Bartłomiej Grzechnik: Na naszą dyspozycję składa się wiele czynników
Reprezentacja Polski uległa w półfinałowym pojedynku Słoweńcom 0:3. Teraz przed podopiecznymi Andrzeja Kowala walka o brązowy medal tegorocznej Ligi Europejskiej.
Natalia Witczyk
Polacy awansowali do Final Four jako gospodarz turnieju, dlatego nie byli stawiani w roli faworyta w półfinałowym starciu z kadrą Słowenii, która do tej pory wygrała wszystkie mecze Ligi Europejskiej. Niestety, czwartkowy mecz od początku nie ułożył się po myśli Biało-Czerwonych.
Bartłomiej Grzechnik wierzy w brązowy medal Polaków
Od kilku pojedynków Biało-Czerwoni nie potrafią znaleźć swojej optymalnej dyspozycji, przeplatając dobre mecze z tymi bardzo słabymi. Polacy grają falami, ale jak przekonuje zawodnik Cerrad Czarnych Radom ma na to wpływ kilka aspektów. - Moim zdaniem na naszą dyspozycję składa się wiele czynników, jest to coś złożonego. Na pewno nie ma jednej, konkretnej rzeczy, która przeszkadza nam w wygrywaniu meczów. Cały czas musimy pracować nad poszczególnymi elementami. Mamy duży zapas w polu serwisowym. Stać nas na więcej, kiedy dysponujemy trudną zagrywką - analizował.

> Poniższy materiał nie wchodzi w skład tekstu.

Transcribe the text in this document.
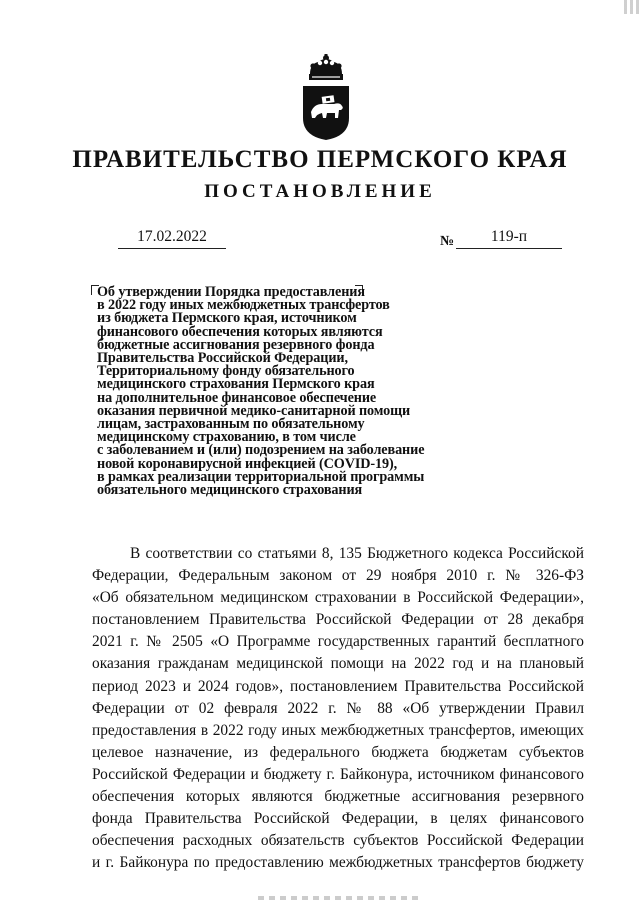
ПРАВИТЕЛЬСТВО ПЕРМСКОГО КРАЯ
ПОСТАНОВЛЕНИЕ
17.02.2022	№	119-п
Об утверждении Порядка предоставления
в 2022 году иных межбюджетных трансфертов
из бюджета Пермского края, источником
финансового обеспечения которых являются
бюджетные ассигнования резервного фонда
Правительства Российской Федерации,
Территориальному фонду обязательного
медицинского страхования Пермского края
на дополнительное финансовое обеспечение
оказания первичной медико-санитарной помощи
лицам, застрахованным по обязательному
медицинскому страхованию, в том числе
с заболеванием и (или) подозрением на заболевание
новой коронавирусной инфекцией (COVID-19),
в рамках реализации территориальной программы
обязательного медицинского страхования
В соответствии со статьями 8, 135 Бюджетного кодекса Российской
Федерации, Федеральным законом от 29 ноября 2010 г. № 326-ФЗ
«Об обязательном медицинском страховании в Российской Федерации»,
постановлением Правительства Российской Федерации от 28 декабря
2021 г. № 2505 «О Программе государственных гарантий бесплатного
оказания гражданам медицинской помощи на 2022 год и на плановый
период 2023 и 2024 годов», постановлением Правительства Российской
Федерации от 02 февраля 2022 г. № 88 «Об утверждении Правил
предоставления в 2022 году иных межбюджетных трансфертов, имеющих
целевое назначение, из федерального бюджета бюджетам субъектов
Российской Федерации и бюджету г. Байконура, источником финансового
обеспечения которых являются бюджетные ассигнования резервного
фонда Правительства Российской Федерации, в целях финансового
обеспечения расходных обязательств субъектов Российской Федерации
и г. Байконура по предоставлению межбюджетных трансфертов бюджету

W meczu o brązowy medal reprezentanci Polski zmierzą się z Estończykami, którzy w swoim półfinale ulegli Macedonii. - Oczywiście, że interesuje nas tylko medal. Trzecie miejsce byłoby znakomitym końcem naszej przygody z Ligą Europejską. Wyjdziemy na boisko, żeby walczyć i zwyciężyć - zapowiedział Bartłomiej Grzechnik.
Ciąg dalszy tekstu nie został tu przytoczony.